Congress has suspended the debt ceiling until Jan. 1, 2025, even as worries over rising U.S. debt were fueled earlier this week when the Congressional Budget Office (CBO) forecast a jump in the deficit to $1.915 trillion for fiscal 2024 and $1.938 trillion for 2025.

"I certainly worry about debt sustainability.

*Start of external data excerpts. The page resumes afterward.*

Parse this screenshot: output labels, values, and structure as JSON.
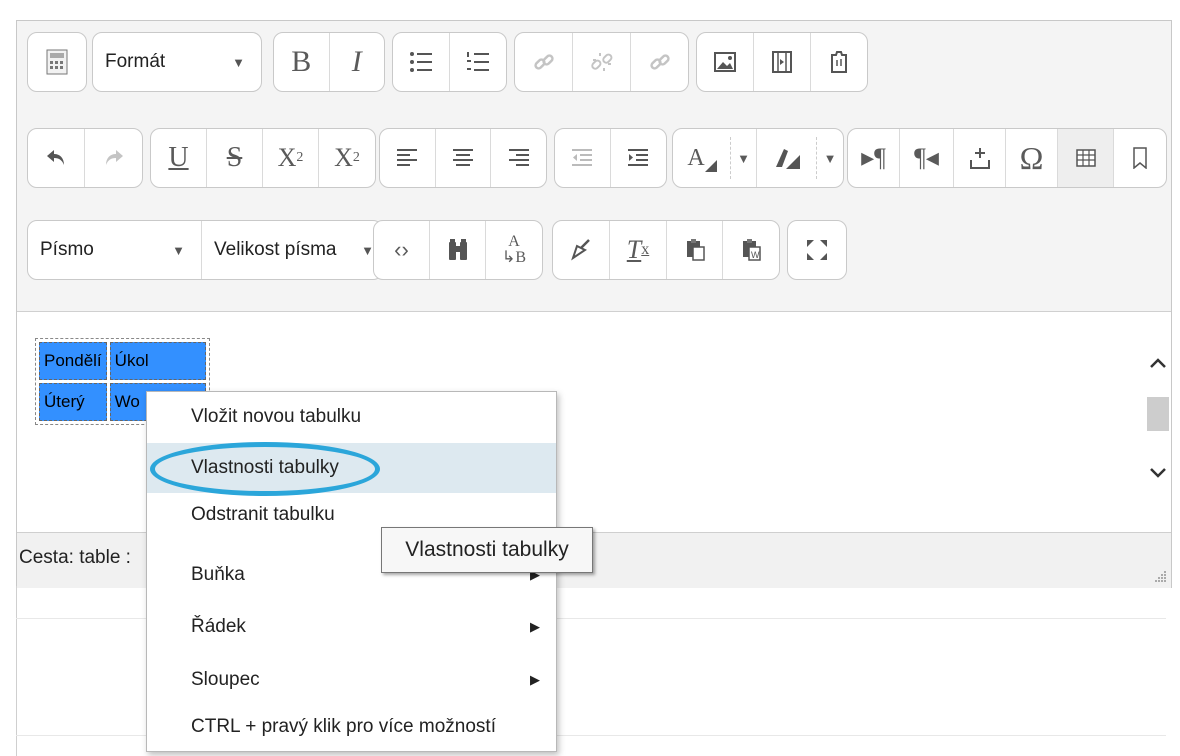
{
  "toolbar": {
    "format_label": "Formát",
    "font_label": "Písmo",
    "size_label": "Velikost písma",
    "row1": [
      "toolbar-toggle-icon",
      "bold-icon",
      "italic-icon",
      "bullet-list-icon",
      "numbered-list-icon",
      "link-icon",
      "unlink-icon",
      "anchor-icon",
      "image-icon",
      "media-icon",
      "manage-files-icon"
    ],
    "row2": [
      "undo-icon",
      "redo-icon",
      "underline-icon",
      "strikethrough-icon",
      "subscript-icon",
      "superscript-icon",
      "align-left-icon",
      "align-center-icon",
      "align-right-icon",
      "outdent-icon",
      "indent-icon",
      "text-color-icon",
      "background-color-icon",
      "ltr-icon",
      "rtl-icon",
      "equation-icon",
      "special-char-icon",
      "table-icon",
      "bookmark-icon"
    ],
    "row3": [
      "html-icon",
      "find-icon",
      "replace-icon",
      "clear-format-icon",
      "remove-format-icon",
      "paste-text-icon",
      "paste-word-icon",
      "fullscreen-icon"
    ]
  },
  "table": {
    "rows": [
      [
        "Pondělí",
        "Úkol"
      ],
      [
        "Úterý",
        "Wo"
      ]
    ]
  },
  "statusbar": {
    "path_label": "Cesta: table :"
  },
  "context_menu": {
    "items": [
      {
        "label": "Vložit novou tabulku",
        "submenu": false
      },
      {
        "label": "Vlastnosti tabulky",
        "submenu": false,
        "highlighted": true
      },
      {
        "label": "Odstranit tabulku",
        "submenu": false
      },
      {
        "label": "Buňka",
        "submenu": true
      },
      {
        "label": "Řádek",
        "submenu": true
      },
      {
        "label": "Sloupec",
        "submenu": true
      },
      {
        "label": "CTRL + pravý klik pro více možností",
        "submenu": false
      }
    ]
  },
  "tooltip": {
    "text": "Vlastnosti tabulky"
  },
  "colors": {
    "selection": "#3390ff",
    "highlight_ring": "#2ba6da",
    "menu_hover": "#dde9f0"
  }
}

The path of U.S. deficits is highly unsustainable," Gennadiy Goldberg told the Reuters Global Markets Forum (GMF).

"We'll get the first whiff of politicians starting to come under a bit of pressure when the U.S. credit rating is downgraded again ... possibly as soon as next year."

S&P downgraded its U.S. credit rating for the first time in history during the 2011 debt ceiling crisis, which prompted the passage of the Budget Control Act of 2011 to cut spending and identify deficit reduction measures.

Goldberg said there was a risk that S&P will downgrade its U.S. sovereign rating by another notch, this time from AA+ to AA.

Last year, Fitch downgraded its U.S. long-term credit ratings, and Moody's lowered its outlook to 'negative' from 'stable' signaling an increased risk of a downgrade.

The 5-year credit default swaps (CDS) on U.S. sovereign debt indicate some worry, Goldberg said, as spreads have not receded to the levels they were at the past few years.

The convexity-adjusted spread on the 5-year CDS, one of the most-traded contracts during crises, is at around 40 basis points this month, almost double the past five-year average, data from HIS Markit showed.

Still, some market participants see a limited impact from a sovereign rating downgrade due to lack of suitable alternatives to high-quality liquid assets such as U.S. Treasury securities.

"Curiously, the term premium in the U.S. hasn't materially increased in recent months, suggesting the demand for U.S. debt remains quite strong," Goldberg said.

"The big question is whether that demand will persist, and who will buy the bonds once that demand cools."